Ekspresi dari naluri itu bahwa sejak dahulu manusia memiliki sikap Al
Khauf (takut). Dan adanya sikap ini pada diri
manusia dengan berbagai tingkatannya; sedikit atau banyak, sama
sekali tidak mempengaruhi tingkat keimanan. Namun begitu, sebagaimana
terhadap naluri lawan jenis dan naluri beragama, Islam tidak
melenyapkan sikap itu di satu sisi dan di sisi lain Islam juga tidak
membiarkannya. Islam dengan ajarannya mengarahkan ekspresi naluri itu
kepada jalur yang benar, yaitu hendaknya Al
Khauf tidak menghalangi aktifitas jihad
fi sabilillah.
Dari berbagai bentuk ketakutan-ketakutan yang ada,
sesungguhnya yang paling ditakuti manusia adalah datangnya kematian.1
Al Qur'an menggambarkan bahwa kematian adalah musibah terbesar yang
akan dialami manusia.2
Dari sini meski sadar bahwasannya kematian berada di tangan Allah swt
semata, manusia pada umumnya takut melakukan atau memasuki hal-hal
yang menjadi jalaran datangnya musibah tersebut. Manusia yang tidak
sadar, tentunya akan lebih ketakutan lagi. Karena itu kenyataan
menunjukkan manusia takut dibunuh, takut disantet, takut diculik,
takut diteror, dan lain sebagainya. Ini semua manusiawi, asal tidak
berlanjut menjadi sifat Jubn
(lemah, bahasa Jawa: jerih)
Kepada kaum muslimin, khususnya kepada mereka yang
berniat menjadi da'i, Islam mengarahkan hendaknya jangan takut mati
manakala berdakwah di jalan Allah swt. Karena menurut para Ulama,
mati tidak lebih adalah terputusnya hubungan ruh dengan badan;
pergantian suasana; atau perpindahan dari rumah satu ke rumah yang
lain.3
Mati bahkan adalah penghapus dosa bagi setiap orang Islam.4
Dalam berdakwah tidak boleh berharap bertemu musuh, tetapi jika
bertemu, tawakkal dan bersabarlah. Berlari saat bertemu musuh (Al
Firor minaz Zahfi) adalah dosa besar dan
termasuk perbuatannya orang-orang munafiq.

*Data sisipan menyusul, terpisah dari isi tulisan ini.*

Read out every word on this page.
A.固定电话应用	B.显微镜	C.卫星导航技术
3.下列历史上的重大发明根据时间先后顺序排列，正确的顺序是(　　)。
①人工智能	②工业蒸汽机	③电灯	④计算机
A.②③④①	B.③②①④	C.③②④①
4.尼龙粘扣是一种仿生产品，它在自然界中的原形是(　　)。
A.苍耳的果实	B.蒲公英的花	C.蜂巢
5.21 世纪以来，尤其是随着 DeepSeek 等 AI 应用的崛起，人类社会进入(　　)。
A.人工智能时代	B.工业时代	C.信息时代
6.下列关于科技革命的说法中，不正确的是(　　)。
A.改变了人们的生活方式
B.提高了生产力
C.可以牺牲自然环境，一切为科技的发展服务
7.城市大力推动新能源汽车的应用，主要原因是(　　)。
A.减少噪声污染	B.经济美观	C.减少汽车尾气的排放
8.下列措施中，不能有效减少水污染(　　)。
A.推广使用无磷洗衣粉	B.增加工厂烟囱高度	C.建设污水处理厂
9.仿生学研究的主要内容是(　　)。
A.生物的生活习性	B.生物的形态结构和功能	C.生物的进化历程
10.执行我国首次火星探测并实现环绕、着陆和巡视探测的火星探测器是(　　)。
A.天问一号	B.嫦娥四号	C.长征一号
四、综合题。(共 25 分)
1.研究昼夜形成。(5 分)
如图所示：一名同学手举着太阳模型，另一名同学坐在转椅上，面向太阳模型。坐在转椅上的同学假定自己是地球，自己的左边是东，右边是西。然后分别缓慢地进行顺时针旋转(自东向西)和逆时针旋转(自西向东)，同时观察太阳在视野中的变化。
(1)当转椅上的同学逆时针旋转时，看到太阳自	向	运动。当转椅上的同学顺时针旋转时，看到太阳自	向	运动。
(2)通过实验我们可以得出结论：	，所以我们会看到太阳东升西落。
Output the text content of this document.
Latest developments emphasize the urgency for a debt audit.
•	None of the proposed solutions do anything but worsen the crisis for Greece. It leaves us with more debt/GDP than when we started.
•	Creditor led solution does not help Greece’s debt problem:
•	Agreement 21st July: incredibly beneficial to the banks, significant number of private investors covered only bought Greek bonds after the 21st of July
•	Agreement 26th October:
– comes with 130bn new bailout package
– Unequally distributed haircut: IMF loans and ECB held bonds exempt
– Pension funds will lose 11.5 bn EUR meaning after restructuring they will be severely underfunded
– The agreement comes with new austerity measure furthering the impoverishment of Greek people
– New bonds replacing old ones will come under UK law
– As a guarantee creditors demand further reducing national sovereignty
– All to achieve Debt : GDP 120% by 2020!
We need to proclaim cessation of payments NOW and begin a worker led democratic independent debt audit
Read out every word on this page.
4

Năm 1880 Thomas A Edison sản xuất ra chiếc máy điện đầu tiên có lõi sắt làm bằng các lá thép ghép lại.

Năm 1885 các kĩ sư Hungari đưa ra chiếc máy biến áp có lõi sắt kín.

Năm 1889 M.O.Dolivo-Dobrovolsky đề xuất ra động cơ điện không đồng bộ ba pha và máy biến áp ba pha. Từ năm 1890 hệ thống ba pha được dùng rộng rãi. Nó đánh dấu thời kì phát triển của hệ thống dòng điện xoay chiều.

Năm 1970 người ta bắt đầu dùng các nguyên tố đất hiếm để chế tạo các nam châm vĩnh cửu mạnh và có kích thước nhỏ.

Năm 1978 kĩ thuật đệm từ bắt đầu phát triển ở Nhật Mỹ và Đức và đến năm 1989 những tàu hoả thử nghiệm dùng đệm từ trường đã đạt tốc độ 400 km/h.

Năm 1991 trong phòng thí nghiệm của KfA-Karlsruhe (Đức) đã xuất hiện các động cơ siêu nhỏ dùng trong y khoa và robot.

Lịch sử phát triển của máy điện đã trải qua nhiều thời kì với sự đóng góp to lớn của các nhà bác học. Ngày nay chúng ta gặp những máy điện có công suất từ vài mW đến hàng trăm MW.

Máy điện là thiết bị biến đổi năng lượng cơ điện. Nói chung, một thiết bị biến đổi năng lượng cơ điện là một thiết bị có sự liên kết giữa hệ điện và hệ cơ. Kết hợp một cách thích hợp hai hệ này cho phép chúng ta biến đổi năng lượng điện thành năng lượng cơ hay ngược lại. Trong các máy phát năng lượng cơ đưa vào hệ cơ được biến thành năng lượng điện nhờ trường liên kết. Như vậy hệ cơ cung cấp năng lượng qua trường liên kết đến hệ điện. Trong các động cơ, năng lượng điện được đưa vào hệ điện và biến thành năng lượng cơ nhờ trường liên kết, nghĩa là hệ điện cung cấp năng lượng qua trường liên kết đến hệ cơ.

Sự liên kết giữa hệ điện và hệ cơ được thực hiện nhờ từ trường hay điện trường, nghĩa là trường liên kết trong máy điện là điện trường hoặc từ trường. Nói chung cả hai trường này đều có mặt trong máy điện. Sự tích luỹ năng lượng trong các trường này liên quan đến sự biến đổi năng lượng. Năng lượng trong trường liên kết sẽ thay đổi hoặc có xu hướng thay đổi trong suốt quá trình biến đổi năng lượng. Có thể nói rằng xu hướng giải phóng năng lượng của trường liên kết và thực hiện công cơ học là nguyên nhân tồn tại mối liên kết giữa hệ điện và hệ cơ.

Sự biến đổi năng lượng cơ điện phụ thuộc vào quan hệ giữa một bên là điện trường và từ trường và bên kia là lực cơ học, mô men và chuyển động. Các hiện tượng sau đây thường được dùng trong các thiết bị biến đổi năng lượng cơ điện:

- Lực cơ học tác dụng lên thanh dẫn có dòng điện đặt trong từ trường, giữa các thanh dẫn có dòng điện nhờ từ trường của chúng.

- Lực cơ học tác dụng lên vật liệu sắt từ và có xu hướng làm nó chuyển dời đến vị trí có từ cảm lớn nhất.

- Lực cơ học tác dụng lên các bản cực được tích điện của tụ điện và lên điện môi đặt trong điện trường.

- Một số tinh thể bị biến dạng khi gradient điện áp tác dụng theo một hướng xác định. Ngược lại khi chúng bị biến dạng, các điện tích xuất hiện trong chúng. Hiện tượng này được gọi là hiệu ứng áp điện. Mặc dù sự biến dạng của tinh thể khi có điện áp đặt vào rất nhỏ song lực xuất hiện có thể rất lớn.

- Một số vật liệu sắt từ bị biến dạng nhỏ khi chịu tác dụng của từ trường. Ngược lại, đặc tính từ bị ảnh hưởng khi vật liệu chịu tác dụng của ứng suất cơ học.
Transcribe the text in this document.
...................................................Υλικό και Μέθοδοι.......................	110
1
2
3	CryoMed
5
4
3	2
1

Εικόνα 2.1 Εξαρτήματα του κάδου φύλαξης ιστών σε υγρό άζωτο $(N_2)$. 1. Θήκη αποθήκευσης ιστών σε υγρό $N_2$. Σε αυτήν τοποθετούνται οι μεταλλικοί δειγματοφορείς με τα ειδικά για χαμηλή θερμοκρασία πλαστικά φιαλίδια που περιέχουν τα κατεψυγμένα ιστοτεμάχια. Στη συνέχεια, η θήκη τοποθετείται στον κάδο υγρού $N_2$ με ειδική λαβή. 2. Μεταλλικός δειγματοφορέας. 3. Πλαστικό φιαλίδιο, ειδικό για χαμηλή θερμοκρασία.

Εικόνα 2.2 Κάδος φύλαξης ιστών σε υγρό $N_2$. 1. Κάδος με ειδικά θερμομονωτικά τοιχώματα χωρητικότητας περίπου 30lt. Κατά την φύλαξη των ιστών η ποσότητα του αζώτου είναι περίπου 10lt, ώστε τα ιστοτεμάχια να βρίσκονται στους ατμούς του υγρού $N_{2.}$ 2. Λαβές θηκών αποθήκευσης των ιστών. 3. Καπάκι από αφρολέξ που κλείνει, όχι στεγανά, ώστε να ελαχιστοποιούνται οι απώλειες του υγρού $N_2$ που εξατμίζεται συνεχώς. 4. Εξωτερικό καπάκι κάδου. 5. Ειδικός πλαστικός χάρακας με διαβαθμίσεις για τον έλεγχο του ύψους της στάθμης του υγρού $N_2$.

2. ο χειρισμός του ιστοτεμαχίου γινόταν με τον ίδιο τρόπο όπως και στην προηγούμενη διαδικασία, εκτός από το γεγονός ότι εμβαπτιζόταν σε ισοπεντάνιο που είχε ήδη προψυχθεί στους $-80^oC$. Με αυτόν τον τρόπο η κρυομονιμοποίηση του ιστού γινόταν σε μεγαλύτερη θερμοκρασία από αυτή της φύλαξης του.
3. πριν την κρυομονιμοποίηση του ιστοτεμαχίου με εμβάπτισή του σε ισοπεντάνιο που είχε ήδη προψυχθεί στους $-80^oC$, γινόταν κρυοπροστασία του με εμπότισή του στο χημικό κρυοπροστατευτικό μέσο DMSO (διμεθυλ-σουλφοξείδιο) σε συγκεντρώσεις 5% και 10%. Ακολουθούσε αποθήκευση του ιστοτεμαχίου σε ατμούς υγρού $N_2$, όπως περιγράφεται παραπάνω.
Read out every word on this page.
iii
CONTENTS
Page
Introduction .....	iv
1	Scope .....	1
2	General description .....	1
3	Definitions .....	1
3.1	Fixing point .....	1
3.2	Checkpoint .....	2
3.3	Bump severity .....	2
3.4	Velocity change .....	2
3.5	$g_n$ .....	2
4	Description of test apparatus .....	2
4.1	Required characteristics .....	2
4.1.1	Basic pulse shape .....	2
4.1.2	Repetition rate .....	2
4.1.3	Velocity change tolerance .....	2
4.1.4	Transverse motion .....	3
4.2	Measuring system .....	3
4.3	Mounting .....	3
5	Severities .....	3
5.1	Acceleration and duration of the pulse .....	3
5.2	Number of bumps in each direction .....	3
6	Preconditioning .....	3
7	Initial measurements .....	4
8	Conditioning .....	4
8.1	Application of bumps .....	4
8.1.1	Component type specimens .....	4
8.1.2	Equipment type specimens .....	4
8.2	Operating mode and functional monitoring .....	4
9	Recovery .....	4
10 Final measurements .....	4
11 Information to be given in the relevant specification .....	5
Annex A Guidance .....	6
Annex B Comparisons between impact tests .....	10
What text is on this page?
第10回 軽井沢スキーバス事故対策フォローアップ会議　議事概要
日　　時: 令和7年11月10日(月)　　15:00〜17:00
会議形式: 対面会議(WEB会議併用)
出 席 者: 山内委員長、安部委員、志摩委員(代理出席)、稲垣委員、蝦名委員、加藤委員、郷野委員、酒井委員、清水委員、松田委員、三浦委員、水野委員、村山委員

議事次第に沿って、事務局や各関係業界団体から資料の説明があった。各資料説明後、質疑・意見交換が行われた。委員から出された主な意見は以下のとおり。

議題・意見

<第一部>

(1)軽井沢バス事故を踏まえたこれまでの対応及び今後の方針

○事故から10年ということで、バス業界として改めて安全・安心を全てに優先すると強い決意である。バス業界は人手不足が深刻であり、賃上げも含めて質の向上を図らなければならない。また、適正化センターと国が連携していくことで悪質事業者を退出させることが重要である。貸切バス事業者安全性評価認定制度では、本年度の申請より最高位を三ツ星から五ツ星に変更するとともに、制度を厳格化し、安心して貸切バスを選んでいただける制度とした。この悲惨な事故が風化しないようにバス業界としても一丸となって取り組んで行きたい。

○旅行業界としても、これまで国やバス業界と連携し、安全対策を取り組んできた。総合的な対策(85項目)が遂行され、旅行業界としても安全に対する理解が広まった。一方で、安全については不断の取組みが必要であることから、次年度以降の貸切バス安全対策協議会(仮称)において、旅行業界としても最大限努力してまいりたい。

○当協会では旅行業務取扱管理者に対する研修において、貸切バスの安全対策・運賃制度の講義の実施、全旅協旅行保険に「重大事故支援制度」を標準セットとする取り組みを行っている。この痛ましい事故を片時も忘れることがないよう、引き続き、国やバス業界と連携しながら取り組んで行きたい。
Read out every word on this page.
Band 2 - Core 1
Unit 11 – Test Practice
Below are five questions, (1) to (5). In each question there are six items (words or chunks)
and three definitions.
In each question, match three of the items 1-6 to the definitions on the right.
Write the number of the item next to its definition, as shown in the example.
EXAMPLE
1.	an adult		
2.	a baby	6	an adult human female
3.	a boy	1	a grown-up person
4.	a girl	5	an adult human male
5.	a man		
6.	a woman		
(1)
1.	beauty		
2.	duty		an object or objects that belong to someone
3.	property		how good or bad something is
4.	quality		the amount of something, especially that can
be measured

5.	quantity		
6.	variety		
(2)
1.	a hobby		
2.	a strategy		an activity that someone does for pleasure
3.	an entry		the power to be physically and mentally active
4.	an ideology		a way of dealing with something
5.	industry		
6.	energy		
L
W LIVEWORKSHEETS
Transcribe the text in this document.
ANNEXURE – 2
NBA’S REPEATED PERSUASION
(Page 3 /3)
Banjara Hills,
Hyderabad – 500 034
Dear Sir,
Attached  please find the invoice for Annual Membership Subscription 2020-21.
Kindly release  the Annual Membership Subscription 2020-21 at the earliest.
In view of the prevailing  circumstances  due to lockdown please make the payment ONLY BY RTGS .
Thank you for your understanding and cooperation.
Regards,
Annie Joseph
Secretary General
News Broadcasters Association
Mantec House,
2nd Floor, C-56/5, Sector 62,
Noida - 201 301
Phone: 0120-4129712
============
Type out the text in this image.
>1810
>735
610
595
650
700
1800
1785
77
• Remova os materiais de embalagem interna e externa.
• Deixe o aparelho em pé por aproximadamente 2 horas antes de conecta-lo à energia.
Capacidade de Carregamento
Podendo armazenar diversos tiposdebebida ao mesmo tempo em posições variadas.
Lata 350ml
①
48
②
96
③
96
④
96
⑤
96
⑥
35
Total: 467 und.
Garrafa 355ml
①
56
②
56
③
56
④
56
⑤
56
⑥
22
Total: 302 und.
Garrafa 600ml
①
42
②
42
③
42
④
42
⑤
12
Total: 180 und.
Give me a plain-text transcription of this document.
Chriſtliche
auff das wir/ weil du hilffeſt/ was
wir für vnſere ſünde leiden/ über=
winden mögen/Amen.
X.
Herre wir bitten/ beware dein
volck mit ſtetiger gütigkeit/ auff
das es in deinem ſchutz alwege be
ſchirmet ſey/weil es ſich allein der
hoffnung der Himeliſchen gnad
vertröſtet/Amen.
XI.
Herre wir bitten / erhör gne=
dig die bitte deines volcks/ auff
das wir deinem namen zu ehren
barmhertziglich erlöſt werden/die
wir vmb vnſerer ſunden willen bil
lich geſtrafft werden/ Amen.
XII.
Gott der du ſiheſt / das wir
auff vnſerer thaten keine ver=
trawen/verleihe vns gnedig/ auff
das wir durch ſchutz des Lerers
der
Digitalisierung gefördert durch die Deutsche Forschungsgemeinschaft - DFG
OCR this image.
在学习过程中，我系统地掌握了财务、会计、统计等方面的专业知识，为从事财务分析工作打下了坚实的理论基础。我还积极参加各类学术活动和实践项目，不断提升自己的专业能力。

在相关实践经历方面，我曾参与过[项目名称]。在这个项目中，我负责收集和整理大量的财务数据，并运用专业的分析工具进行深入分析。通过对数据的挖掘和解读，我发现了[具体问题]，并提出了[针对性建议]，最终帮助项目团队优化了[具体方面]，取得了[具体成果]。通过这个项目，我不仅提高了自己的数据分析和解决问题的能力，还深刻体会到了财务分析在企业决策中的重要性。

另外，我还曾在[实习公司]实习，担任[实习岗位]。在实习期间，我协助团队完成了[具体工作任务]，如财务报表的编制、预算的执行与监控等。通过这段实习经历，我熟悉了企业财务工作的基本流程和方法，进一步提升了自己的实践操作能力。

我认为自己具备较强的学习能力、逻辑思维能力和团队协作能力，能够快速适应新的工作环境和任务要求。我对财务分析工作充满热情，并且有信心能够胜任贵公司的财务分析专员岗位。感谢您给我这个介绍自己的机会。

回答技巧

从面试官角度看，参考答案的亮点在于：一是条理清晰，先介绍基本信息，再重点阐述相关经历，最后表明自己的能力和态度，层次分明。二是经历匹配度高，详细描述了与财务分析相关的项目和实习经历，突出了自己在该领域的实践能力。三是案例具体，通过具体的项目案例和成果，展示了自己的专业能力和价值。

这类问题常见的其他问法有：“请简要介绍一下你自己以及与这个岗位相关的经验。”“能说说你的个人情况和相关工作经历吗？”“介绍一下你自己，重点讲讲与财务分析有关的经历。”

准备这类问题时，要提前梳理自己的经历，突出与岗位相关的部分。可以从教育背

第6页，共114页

Arahan di atas memang tampak agung, namun amat berat
rasanya. Tetapi di balik itu Allah swt menyediakan balasan yang luar
biasa bagi da'i yang mati syahid.5
Kelak ruhnya berada pada burung hijau yang memiliki lampu-lampu
bergantungan di Arasy yang membawanya pergi dari surga kemana
disukai.6
Nilai-nilai inilah yang mendorong para sahabat menyingkirkan
perasaan takutnya manakala genderang jihad telah ditabuh bertalu-talu
dengan penuh ketegaran. Sampai-sampai menjelang jihad yang paling
sulit; peperangan Badar sekali pun mereka dahului dengan sikap kantuk
massal. Sahabat Abu Tholhah bercerita: "Aku
termasuk salah seorang yang dilanda kantuk berat, sampai pedangku
lepas dari tanganku berulang-ulang. Tiap kali jatuh aku ambil. Jatuh
lagi aku ambil lagi dan seterusnya."
Sahabat Abdullah bin Mas'ud berkata:
النُّعَاسُ
فِى الْقِتَالِ مِنَ اللهِ وَ فِى
الصَّلاَةِ مِنَ الشَّيْطَانِ
Kantuk dalam peperangan itu dari Allah swt sedang
kantuk dalam sholat itu dari setan.
Ketidaktakutan pada kematian di atas tentu pas apabila
diaktualisasikan pada saat merebak upaya teror dan isu penculikan
aktifis pembinaan Islam yang langsung atau tidak langsung berkait
dengan strategi Yahudi dan Nasrani memecah belah ummat Islam itu.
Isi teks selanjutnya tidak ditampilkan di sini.